Son günlerde gündemi, yerel seçimlerden çok, sebze meyve fiyatlarını kontrol etme amacıyla açılan tanzim satış noktaları meşgul etmekte.

Ancak tanzim kararı iktidar açısından çok büyük stratejik hata olmuştur.

Evet sebze ve meyve fiyatları spekülatif olarak yüksek tutulduğu doğrudur.

Ama bu fiyat tanzimi, yani düzenlemesi bu yoldan olması iktidara faydadan çok zarar getirecektir.

Amaç doğru, yöntem yanlıştır.

Bu tanzim satış noktalarında oluşan kuyruklar toplumun nezdinde iktidarın en çok övündüğü konulardan biri olan; "Ülkeyi kuyruklardan kurtardık" tezini çürütmüş olmasının ötesinde, iktidarın en ateşli savunucularının gözünde bile, iktidar olayları sevk ve idare edemediği için bu durumların ortaya çıktığı algısı oluşmasına sebep olmakta.

Oysa spekülatif fiyatlar bu kuyruk rezaletinin ortaya çıkmadan da kontrol altına alınabilirdi.

Burada önce sorun tespiti yapılmalı.

Sorun ne üreticide ne pazarcı ne de manavda. Temel sorun aracılarda.

Fiyatları kontrol eden, monopol oluşturan zincirin bu halkasıdır.

Perakende satıcılık yapacağına, üretici ile satıcıyı buluşturmasına aracılık etmeliydi.

O zaman ne bu kuyruk rezaletleri ortaya çıkacak ve kendilerini, ne de haksız rekabet yaratarak manav ve pazarcıyı zor durumda bırakacaklardı.

Tanzim satış noktaları açınca ne oldu?

Üretici açısından değişen bir şey olmadı, olan ortaya çıkan haksız rekabetten dolayı gariban pazarcı ve manav esnafına oldu.

Asıl bu spekülatif fiyatların ortaya çıkmasına sebep olan komisyonculara ne oldu? Ceplerini doldurmaya devam ettiler.

Çünkü tanzim satış noktaları ürünleri, üstelik kalitesiz, aynen de üreticiden değil bu komisyonculardan almaya devam ediyor.

Ürünlerin ucuz olma sebebi tanzim noktalarının bunları sıfır kar ile satmalarındandır. Bu belediyeler aracılığı ile yapıldığından da maliyetlere nakliye, personel, kira ve benzeri giderler eklenmediğinden ucuz.

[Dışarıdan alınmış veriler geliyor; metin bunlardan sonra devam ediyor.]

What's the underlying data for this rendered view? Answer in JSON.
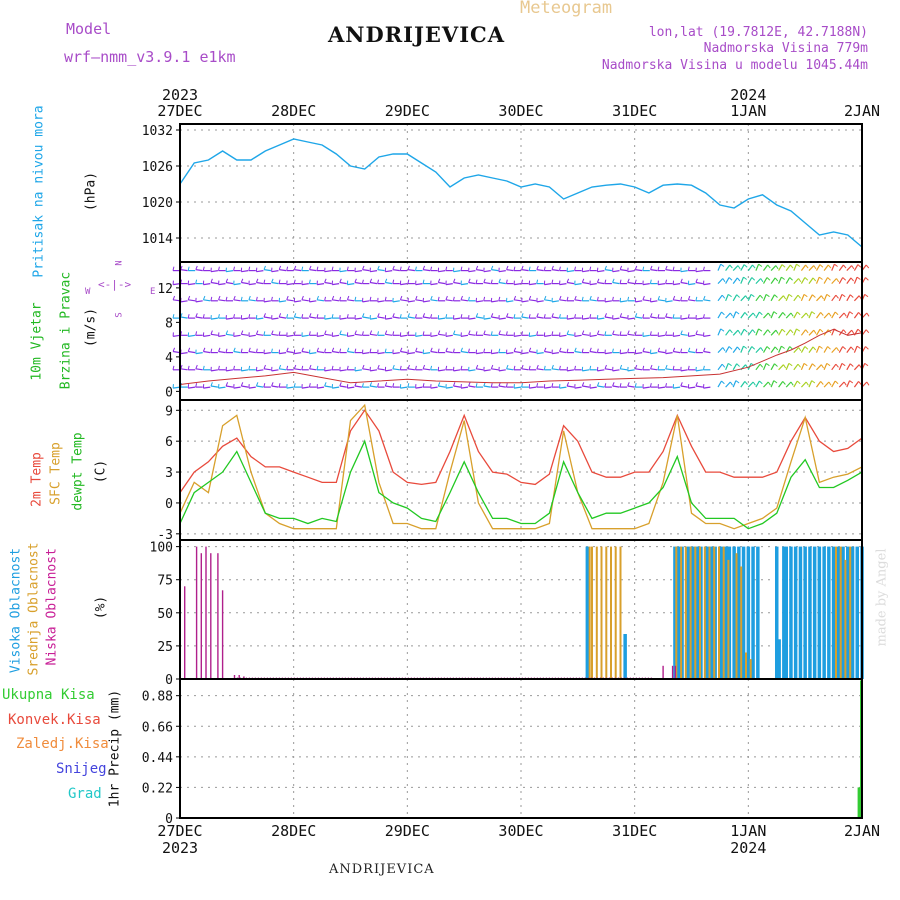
{
  "header": {
    "model_label": "Model",
    "model_name": "wrf—nmm_v3.9.1  e1km",
    "station": "ANDRIJEVICA",
    "meteogram": "Meteogram",
    "lonlat": "lon,lat (19.7812E, 42.7188N)",
    "altitude": "Nadmorska Visina 779m",
    "model_altitude": "Nadmorska Visina u modelu 1045.44m",
    "footer_station": "ANDRIJEVICA",
    "credit": "made by Angel"
  },
  "colors": {
    "pressure": "#1ea6e8",
    "temp2m": "#e84a3c",
    "sfc": "#d8a02c",
    "dew": "#22c822",
    "high_cloud": "#1e9ee0",
    "mid_cloud": "#d8a02c",
    "low_cloud": "#b0208c",
    "wind_purple": "#8a2be2",
    "precip_total": "#33cc33"
  },
  "time_axis": {
    "ticks_top": [
      "27DEC",
      "28DEC",
      "29DEC",
      "30DEC",
      "31DEC",
      "1JAN",
      "2JAN"
    ],
    "years_top": [
      "2023",
      "2024"
    ],
    "ticks_bottom": [
      "27DEC",
      "28DEC",
      "29DEC",
      "30DEC",
      "31DEC",
      "1JAN",
      "2JAN"
    ],
    "years_bottom": [
      "2023",
      "2024"
    ]
  },
  "panels": {
    "pressure": {
      "ylabel_name": "Pritisak na nivou mora",
      "unit": "(hPa)",
      "yticks": [
        "1032",
        "1026",
        "1020",
        "1014"
      ]
    },
    "wind": {
      "ylabel_name1": "10m Vjetar",
      "ylabel_name2": "Brzina i Pravac",
      "unit": "(m/s)",
      "yticks": [
        "12",
        "8",
        "4",
        "0"
      ],
      "compass": {
        "n": "N",
        "w": "W",
        "e": "E",
        "s": "S"
      }
    },
    "temp": {
      "label_2m": "2m Temp",
      "label_sfc": "SFC Temp",
      "label_dew": "dewpt Temp",
      "unit": "(C)",
      "yticks": [
        "9",
        "6",
        "3",
        "0",
        "-3"
      ]
    },
    "cloud": {
      "label_high": "Visoka Oblacnost",
      "label_mid": "Srednja Oblacnost",
      "label_low": "Niska Oblacnost",
      "unit": "(%)",
      "yticks": [
        "100",
        "75",
        "50",
        "25",
        "0"
      ]
    },
    "precip": {
      "legend": [
        "Ukupna Kisa",
        "Konvek.Kisa",
        "Zaledj.Kisa",
        "Snijeg",
        "Grad"
      ],
      "ylabel": "1hr Precip (mm)",
      "yticks": [
        "0.88",
        "0.66",
        "0.44",
        "0.22",
        "0"
      ]
    }
  },
  "chart_data": [
    {
      "type": "line",
      "name": "pressure",
      "x_hours": [
        0,
        3,
        6,
        9,
        12,
        15,
        18,
        21,
        24,
        27,
        30,
        33,
        36,
        39,
        42,
        45,
        48,
        51,
        54,
        57,
        60,
        63,
        66,
        69,
        72,
        75,
        78,
        81,
        84,
        87,
        90,
        93,
        96,
        99,
        102,
        105,
        108,
        111,
        114,
        117,
        120,
        123,
        126,
        129,
        132,
        135,
        138,
        141,
        144
      ],
      "values": [
        1023,
        1026.5,
        1027,
        1028.5,
        1027,
        1027,
        1028.5,
        1029.5,
        1030.5,
        1030,
        1029.5,
        1028,
        1026,
        1025.5,
        1027.5,
        1028,
        1028,
        1026.5,
        1025,
        1022.5,
        1024,
        1024.5,
        1024,
        1023.5,
        1022.5,
        1023,
        1022.5,
        1020.5,
        1021.5,
        1022.5,
        1022.8,
        1023,
        1022.5,
        1021.5,
        1022.8,
        1023,
        1022.8,
        1021.5,
        1019.5,
        1019,
        1020.5,
        1021.2,
        1019.5,
        1018.5,
        1016.5,
        1014.5,
        1015,
        1014.5,
        1012.5
      ],
      "ylim": [
        1010,
        1033
      ]
    },
    {
      "type": "line",
      "name": "wind_speed",
      "x_hours": [
        0,
        6,
        12,
        18,
        24,
        30,
        36,
        42,
        48,
        54,
        60,
        66,
        72,
        78,
        84,
        90,
        96,
        102,
        108,
        114,
        120,
        123,
        126,
        129,
        132,
        135,
        138,
        141,
        144
      ],
      "values": [
        0.8,
        1.2,
        1.5,
        1.8,
        2.2,
        1.6,
        1.0,
        1.2,
        1.4,
        1.2,
        1.1,
        1.0,
        1.0,
        1.2,
        1.3,
        1.4,
        1.5,
        1.6,
        1.8,
        2.0,
        2.8,
        3.5,
        4.2,
        4.8,
        5.6,
        6.5,
        7.2,
        6.5,
        6.8
      ],
      "ylim": [
        -1,
        15
      ]
    },
    {
      "type": "line",
      "name": "temperature",
      "x_hours": [
        0,
        3,
        6,
        9,
        12,
        15,
        18,
        21,
        24,
        27,
        30,
        33,
        36,
        39,
        42,
        45,
        48,
        51,
        54,
        57,
        60,
        63,
        66,
        69,
        72,
        75,
        78,
        81,
        84,
        87,
        90,
        93,
        96,
        99,
        102,
        105,
        108,
        111,
        114,
        117,
        120,
        123,
        126,
        129,
        132,
        135,
        138,
        141,
        144
      ],
      "series": [
        {
          "name": "2m Temp",
          "values": [
            1,
            3,
            4,
            5.5,
            6.3,
            4.5,
            3.5,
            3.5,
            3,
            2.5,
            2,
            2,
            7,
            9,
            7,
            3,
            2,
            1.8,
            2,
            5,
            8.5,
            5,
            3,
            2.8,
            2,
            1.8,
            2.8,
            7.5,
            6,
            3,
            2.5,
            2.5,
            3,
            3,
            5,
            8.5,
            5.5,
            3,
            3,
            2.5,
            2.5,
            2.5,
            3,
            6,
            8.3,
            6,
            5,
            5.3,
            6.3
          ]
        },
        {
          "name": "SFC Temp",
          "values": [
            -1,
            2,
            1,
            7.5,
            8.5,
            3,
            -1,
            -2,
            -2.5,
            -2.5,
            -2.5,
            -2.5,
            8,
            9.5,
            2,
            -2,
            -2,
            -2.5,
            -2.5,
            3,
            8,
            0,
            -2.5,
            -2.5,
            -2.5,
            -2.5,
            -2,
            7,
            1,
            -2.5,
            -2.5,
            -2.5,
            -2.5,
            -2,
            2,
            8.5,
            -1,
            -2,
            -2,
            -2.5,
            -2,
            -1.5,
            -0.5,
            4,
            8.3,
            2,
            2.5,
            2.8,
            3.5
          ]
        },
        {
          "name": "dewpt Temp",
          "values": [
            -2,
            1,
            2,
            3,
            5,
            2,
            -1,
            -1.5,
            -1.5,
            -2,
            -1.5,
            -1.8,
            3,
            6,
            1,
            0,
            -0.5,
            -1.5,
            -1.8,
            1,
            4,
            1,
            -1.5,
            -1.5,
            -2,
            -2,
            -1,
            4,
            1,
            -1.5,
            -1,
            -1,
            -0.5,
            0,
            1.5,
            4.5,
            0,
            -1.5,
            -1.5,
            -1.5,
            -2.5,
            -2,
            -1,
            2.5,
            4.2,
            1.5,
            1.5,
            2.2,
            3
          ]
        }
      ],
      "ylim": [
        -3.6,
        10
      ]
    },
    {
      "type": "bar",
      "name": "cloud_cover",
      "series": [
        {
          "name": "Visoka Oblacnost",
          "bars": [
            [
              86,
              100
            ],
            [
              104.5,
              100
            ],
            [
              105,
              100
            ],
            [
              105.5,
              100
            ],
            [
              106,
              100
            ],
            [
              107,
              100
            ],
            [
              107.5,
              100
            ],
            [
              108,
              100
            ],
            [
              108.5,
              100
            ],
            [
              109,
              100
            ],
            [
              109.5,
              100
            ],
            [
              110,
              100
            ],
            [
              111,
              100
            ],
            [
              111.5,
              100
            ],
            [
              112,
              100
            ],
            [
              112.5,
              100
            ],
            [
              113,
              100
            ],
            [
              114,
              100
            ],
            [
              114.5,
              100
            ],
            [
              115,
              100
            ],
            [
              115.5,
              100
            ],
            [
              116,
              100
            ],
            [
              117,
              100
            ],
            [
              118,
              100
            ],
            [
              119,
              100
            ],
            [
              120,
              100
            ],
            [
              121,
              100
            ],
            [
              122,
              100
            ],
            [
              126,
              100
            ],
            [
              126.5,
              30
            ],
            [
              127.5,
              100
            ],
            [
              128,
              100
            ],
            [
              129,
              100
            ],
            [
              130,
              100
            ],
            [
              131,
              100
            ],
            [
              132,
              100
            ],
            [
              133,
              100
            ],
            [
              134,
              100
            ],
            [
              135,
              100
            ],
            [
              136,
              100
            ],
            [
              137,
              100
            ],
            [
              138,
              100
            ],
            [
              139,
              100
            ],
            [
              140,
              100
            ],
            [
              141,
              100
            ],
            [
              142,
              100
            ],
            [
              143,
              100
            ],
            [
              144,
              100
            ],
            [
              94,
              34
            ]
          ]
        },
        {
          "name": "Srednja Oblacnost",
          "bars": [
            [
              86.5,
              100
            ],
            [
              87,
              100
            ],
            [
              88,
              100
            ],
            [
              89,
              100
            ],
            [
              90,
              100
            ],
            [
              91,
              100
            ],
            [
              92,
              100
            ],
            [
              93,
              100
            ],
            [
              104.8,
              100
            ],
            [
              105.8,
              100
            ],
            [
              106.8,
              100
            ],
            [
              107.8,
              100
            ],
            [
              108.8,
              100
            ],
            [
              109.8,
              100
            ],
            [
              110.8,
              100
            ],
            [
              111.8,
              100
            ],
            [
              112.8,
              100
            ],
            [
              113.8,
              100
            ],
            [
              114.8,
              100
            ],
            [
              115.8,
              90
            ],
            [
              117.5,
              95
            ],
            [
              118.5,
              85
            ],
            [
              119.5,
              20
            ],
            [
              120.5,
              15
            ],
            [
              138.5,
              100
            ],
            [
              139.5,
              100
            ],
            [
              140.5,
              90
            ],
            [
              141.5,
              100
            ]
          ]
        },
        {
          "name": "Niska Oblacnost",
          "bars": [
            [
              1,
              70
            ],
            [
              3.5,
              100
            ],
            [
              4.5,
              95
            ],
            [
              5.5,
              100
            ],
            [
              6.5,
              95
            ],
            [
              8,
              95
            ],
            [
              9,
              67
            ],
            [
              11.5,
              3
            ],
            [
              12.5,
              3
            ],
            [
              13.5,
              2
            ],
            [
              102,
              10
            ],
            [
              104,
              10
            ],
            [
              104.6,
              10
            ]
          ]
        }
      ],
      "ylim": [
        0,
        105
      ]
    },
    {
      "type": "bar",
      "name": "precipitation",
      "series": [
        {
          "name": "Ukupna Kisa",
          "bars": [
            [
              143.5,
              0.22
            ],
            [
              144,
              0.99
            ]
          ]
        },
        {
          "name": "Konvek.Kisa",
          "bars": []
        },
        {
          "name": "Zaledj.Kisa",
          "bars": []
        },
        {
          "name": "Snijeg",
          "bars": []
        },
        {
          "name": "Grad",
          "bars": []
        }
      ],
      "ylim": [
        0,
        1
      ]
    }
  ]
}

Bundan dolayı bu tanzim noktalarının uzun vadeli devam etmesi mümkün değildir.

Yapılması gereken aracı kurumları yani komisyoncuları denetim altında alarak tekel oluşturmalarını engellemektir.

Ama buralar çok ciddi rant kapısı ve bu rantın içinde birçok kesimin olduğundan buralara çok fazla müdahale edilemiyor o da ayrı yazı konusu.

Aynen et ürünlerinde olduğu gibi.

Yanlış politikalar sayesinde ve oluşan tekelden dolayı et fiyatları anormal yükseldi ve konu kısa yoldan ithalat ile çözülmeye kalkışıldı.

Ama o dönem bunun ithalat ile çözülmesi mümkün olmadığı, "Ucuz et ütopyası" yazımızda belirtmiştik.

Sebebini de yazmıştık.

Çünkü et ithalatında, ithalat kotaları yine aynı bu tekel oluşturan kişilere verildiğinden fiyatları belirleyen yine aynı kişiler oluyordu.

Tanzim konusunda da aynı mekanizmalar geçerlidir, ki bu satış noktaları seçimlerden önce gaz almaktan başka bir işe yaramayacağını, aynen et ithalatında olduğu gibi, hep beraber göreceğiz.

Bu konular ancak ciddi yapısal reformlar yapılarak çözülecek şeylerdir.

19.yüzyılın ortalarında Abdülmecit ve Abdülaziz dönemlerinde 37 yıl süren tanzimat dönemi yaşanmıştı. Yaşanan tarımsal ve sanayi çöküşün ardından yapılması gereken reformlar gereği ortaya çıkmış.

O zamanlar edebiyat 2.Tanzimat dönemi yaşamış ancak ekonomide bu durum anlaşılan bu günlere kalmış ki adım adım   2.Tanzimata gidilmekte.